Berkshire Hathaway Annual Letter – 1982

“Yardsticks seldom are discarded while yielding favorable readings. But when results deteriorate, most managers favor disposition of the yardstick rather than disposition of the manager.”

“Accounting numbers are the beginning, not the end, of business valuation.”

“It is our job to select businesses with economic characteristics allowing each dollar of retained earnings to be translated eventually into at least a dollar of market value.”

“What really makes us dance is the purchase of 100% of good businesses at reasonable prices……but it is an extraordinarily difficult job – far more difficult than the purchase at attractive prices of fractional interests.”

“The thrill of the catch blinded the pursuers to the consequences of the catch. Pascal’s observation seems apt: “It has struck me that all men’s misfortunes spring from the single cause that they are unable to stay quietly in one room.””

“Year-to-year variances, however, cannot consistently be in our favor……..at such tgimes our net worth could shrink significantly. We will not be distressed by such a shrinkage; if the businesses continue to look attractive and we have cash available, we simmply will add to our holdings at even more favorable prices.”

“Businesses in industries with both substantial over-capacity and a “commodity” product (undifferentiated in any customer-important way by factors such as performance, appearance, service support, etc.) are prime candidates for profit troubles. Hence the constant struggle of every vendor to establish and emphasize special qualities of product or service. This works with candy bars (customers buy by brand name, not by asking for a “two-ounce candy bar”) but doesn’t work with sugar (how often do you hear, “I’ll have a cup of coffee with cream adn C&H sugar please”).

“For the great majority of companies selling “commodity” products, a depressing equation of business economics prevails: persistent over-capacity without administered prices (or costs) equals poor profitability……the rebound to prosperity frequently produces a pervasive enthusiasm for expansion that, within a few years, again creates over-capacity and a new profitless environment.
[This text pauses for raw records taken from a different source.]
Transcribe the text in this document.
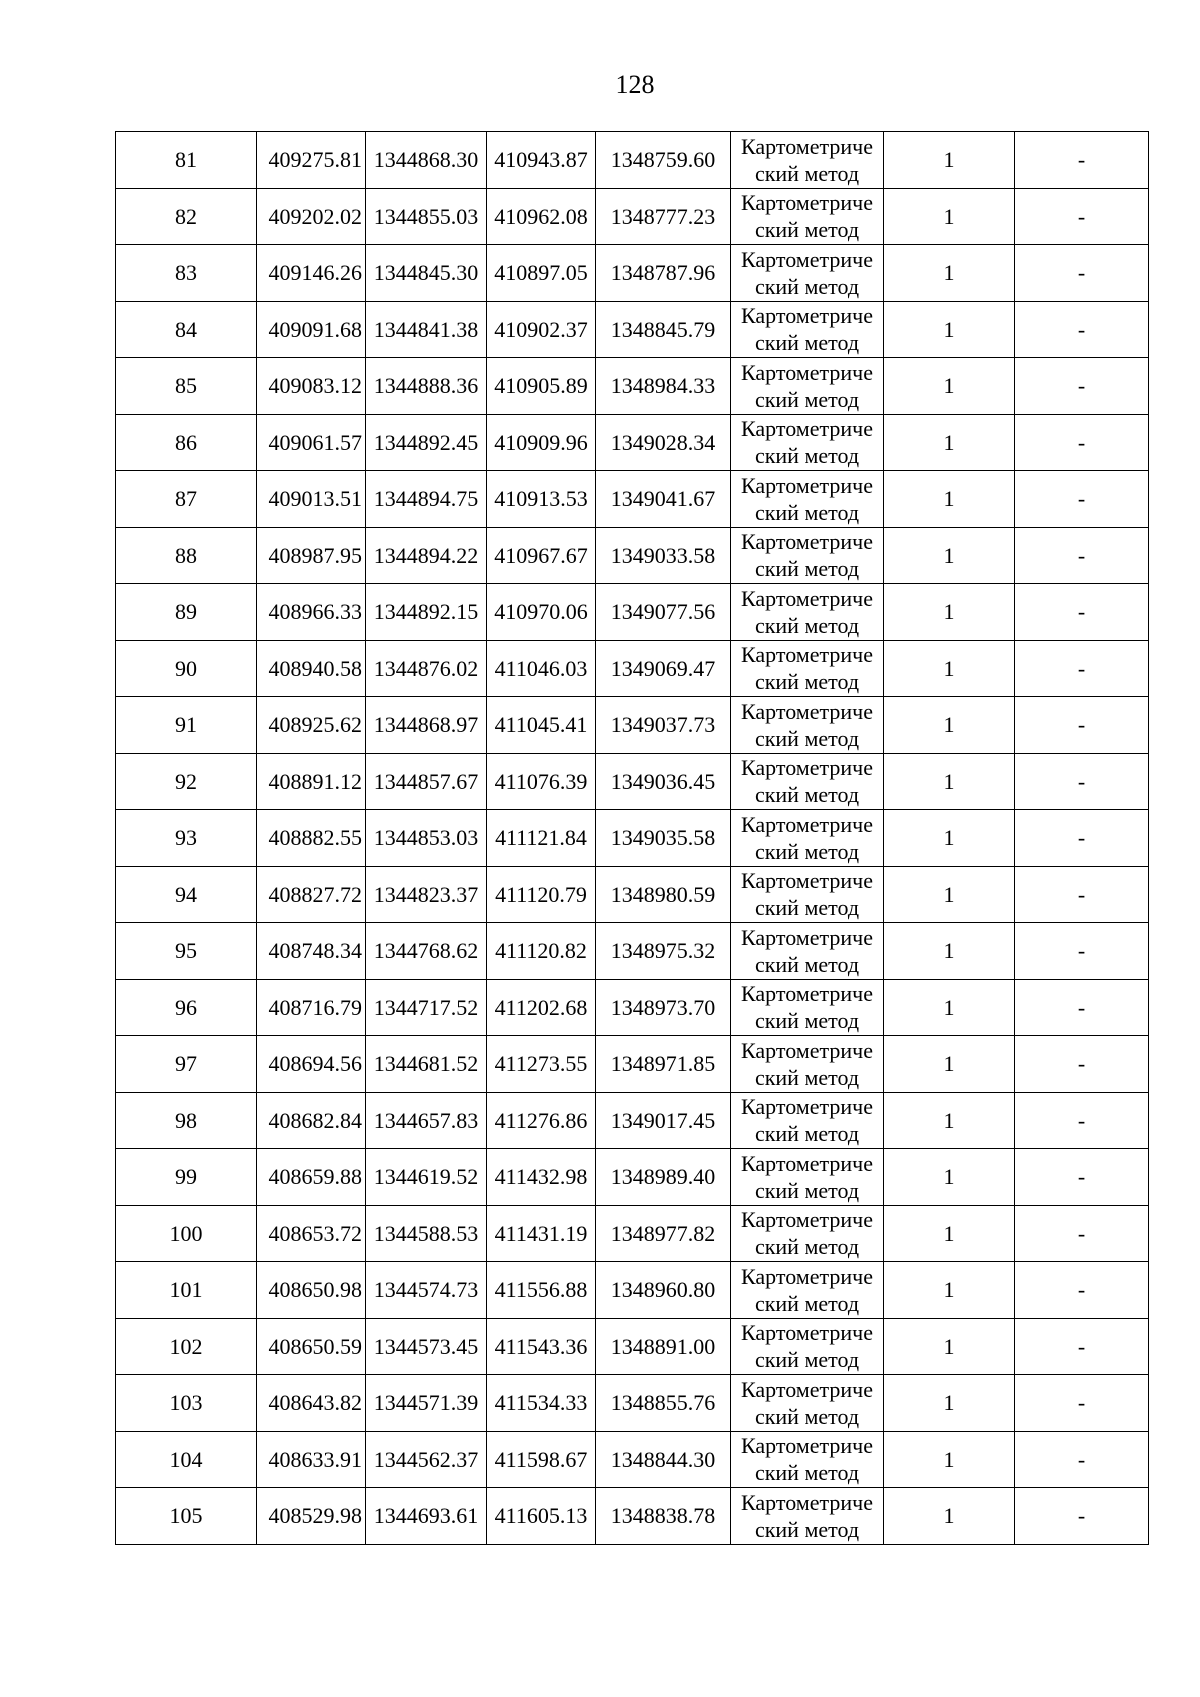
128
81	409275.81	1344868.30	410943.87	1348759.60	Картометриче
ский метод	1	-
82	409202.02	1344855.03	410962.08	1348777.23	Картометриче
ский метод	1	-
83	409146.26	1344845.30	410897.05	1348787.96	Картометриче
ский метод	1	-
84	409091.68	1344841.38	410902.37	1348845.79	Картометриче
ский метод	1	-
85	409083.12	1344888.36	410905.89	1348984.33	Картометриче
ский метод	1	-
86	409061.57	1344892.45	410909.96	1349028.34	Картометриче
ский метод	1	-
87	409013.51	1344894.75	410913.53	1349041.67	Картометриче
ский метод	1	-
88	408987.95	1344894.22	410967.67	1349033.58	Картометриче
ский метод	1	-
89	408966.33	1344892.15	410970.06	1349077.56	Картометриче
ский метод	1	-
90	408940.58	1344876.02	411046.03	1349069.47	Картометриче
ский метод	1	-
91	408925.62	1344868.97	411045.41	1349037.73	Картометриче
ский метод	1	-
92	408891.12	1344857.67	411076.39	1349036.45	Картометриче
ский метод	1	-
93	408882.55	1344853.03	411121.84	1349035.58	Картометриче
ский метод	1	-
94	408827.72	1344823.37	411120.79	1348980.59	Картометриче
ский метод	1	-
95	408748.34	1344768.62	411120.82	1348975.32	Картометриче
ский метод	1	-
96	408716.79	1344717.52	411202.68	1348973.70	Картометриче
ский метод	1	-
97	408694.56	1344681.52	411273.55	1348971.85	Картометриче
ский метод	1	-
98	408682.84	1344657.83	411276.86	1349017.45	Картометриче
ский метод	1	-
99	408659.88	1344619.52	411432.98	1348989.40	Картометриче
ский метод	1	-
100	408653.72	1344588.53	411431.19	1348977.82	Картометриче
ский метод	1	-
101	408650.98	1344574.73	411556.88	1348960.80	Картометриче
ский метод	1	-
102	408650.59	1344573.45	411543.36	1348891.00	Картометриче
ский метод	1	-
103	408643.82	1344571.39	411534.33	1348855.76	Картометриче
ский метод	1	-
104	408633.91	1344562.37	411598.67	1348844.30	Картометриче
ский метод	1	-
105	408529.98	1344693.61	411605.13	1348838.78	Картометриче
ский метод	1	-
In other words, nothing fails like success.”

“What really counts is whether a merger is dilutive or anti-dilutive in terms of intrinsic business value.”

“For current and prospective owners understandably will not pay as much for assets lodged in the hands of a management that has a record of wealth-destruction through unintelligent share issuances as they will pay for assets entrusted to a amnagement with precisely equal operating talents, but a known distaste for anti-owner actions. Other things being equal, the highest stock market prices relative to intrinsic business value are given to companies whose managers have demonstrated their unwillingness to issue shares at any time on terms unfavorable to the owners of the business.”

We prefer

1. Large purchases (at least $5 million of after-tax earnings)

2. Demonstrated consistent earning power (future projections are of little interest to us, nor are “turn-around” situations)

3. Businesses earning good returns on equity while employing little or no debt

4. Management in place (we can’t supply it)

5. Simple businesses (if there’s lots of technology, we won’t understand it)

6. An offering price (we don’t want to waste our time or that of the seller by talking, even preliminarily, about a transaction when price is unknown).

“Both Ben and Phil ran their businesses for Berkshire with every bit of the care and drive that they would have exhibited had they personally owned 100% of these businesses. No rules were necessary to enforce or even encourage this attitude; it was embedded in the character of these men long before we came on the scene. Their good character became our good fortune.”